My names are Akello Emmanuel. I’m a student of procurement. I’ve always loved film, and I just love being behind the camera. I wanted to study it at university, and although my parents are supportive, relatives influenced them to deny me my desires. I’m blessed to have such parents. I’m a DJ, and a model, and it is very hard for parents to accept a girl in Gulu to venture into DJaying or modeling, which are considered for ‘spoiled girls’, but my parents allow me to pursue these hobbies. They however wouldn’t let me study film, as they thought it is a waste of money. They don’t yet see that film can be a career, so when I heard of this film training, I knew it was an opportunity I could not miss.

I believe I have a lot of stories to tell. I grew up in a community with an epidemic of teenage pregnancies. When I was in Senior Three, I knew a girl who aborted and she nearly died. And I know another girl, my neighbor, the child of a single mother who was struggling to pay school fees. Then she went and eloped before finishing school, and she got pregnant, and her mother was heartbroken, after all the money she spent, after all the sweat. I don’t know what to think. I felt bad for the mother.
This was not a rape, or defilement, or I don’t know how to call it because she was still at school and the man responsible was working, so it might be defilement. I’m confused. Should I blame the girl? It’s not like the man forced her or anything. She wanted to go to him. But she was a child. Well, in my community girls her age are married, but in law she is a child.
These kinds of confusions fuel the stories I want to tell. I made a short film about a girl who gets pregnant while still in school and it ends in tears.

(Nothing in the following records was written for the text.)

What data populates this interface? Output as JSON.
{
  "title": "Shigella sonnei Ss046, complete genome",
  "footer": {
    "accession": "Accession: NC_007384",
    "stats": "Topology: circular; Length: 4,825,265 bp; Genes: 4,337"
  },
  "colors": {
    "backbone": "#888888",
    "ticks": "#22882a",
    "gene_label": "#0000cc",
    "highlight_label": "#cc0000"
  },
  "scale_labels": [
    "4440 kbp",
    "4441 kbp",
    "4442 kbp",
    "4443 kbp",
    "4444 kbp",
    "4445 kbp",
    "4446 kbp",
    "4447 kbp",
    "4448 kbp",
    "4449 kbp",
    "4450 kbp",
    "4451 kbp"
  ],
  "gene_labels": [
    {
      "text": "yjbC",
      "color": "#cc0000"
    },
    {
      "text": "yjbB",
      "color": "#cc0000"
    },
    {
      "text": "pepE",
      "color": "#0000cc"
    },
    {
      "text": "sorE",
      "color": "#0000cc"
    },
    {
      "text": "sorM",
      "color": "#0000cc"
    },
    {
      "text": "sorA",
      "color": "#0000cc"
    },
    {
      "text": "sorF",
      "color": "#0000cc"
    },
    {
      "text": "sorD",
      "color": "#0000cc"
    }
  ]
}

I don’t know yet what messages I want to say in my films, but I have stories and I think the community should listen to stories of school girls who get pregnant.

After the training, a friend asked me to act in his films, which he wants to put on YouTube, but when he saw what I already knew about filmmaking, he suggested I produce the short films for him. And he proposed to me to attend another film training where they also made me the producer. I can say I’m finding my voice. I want to be a director and tell all these stories struggling to come out of my throat.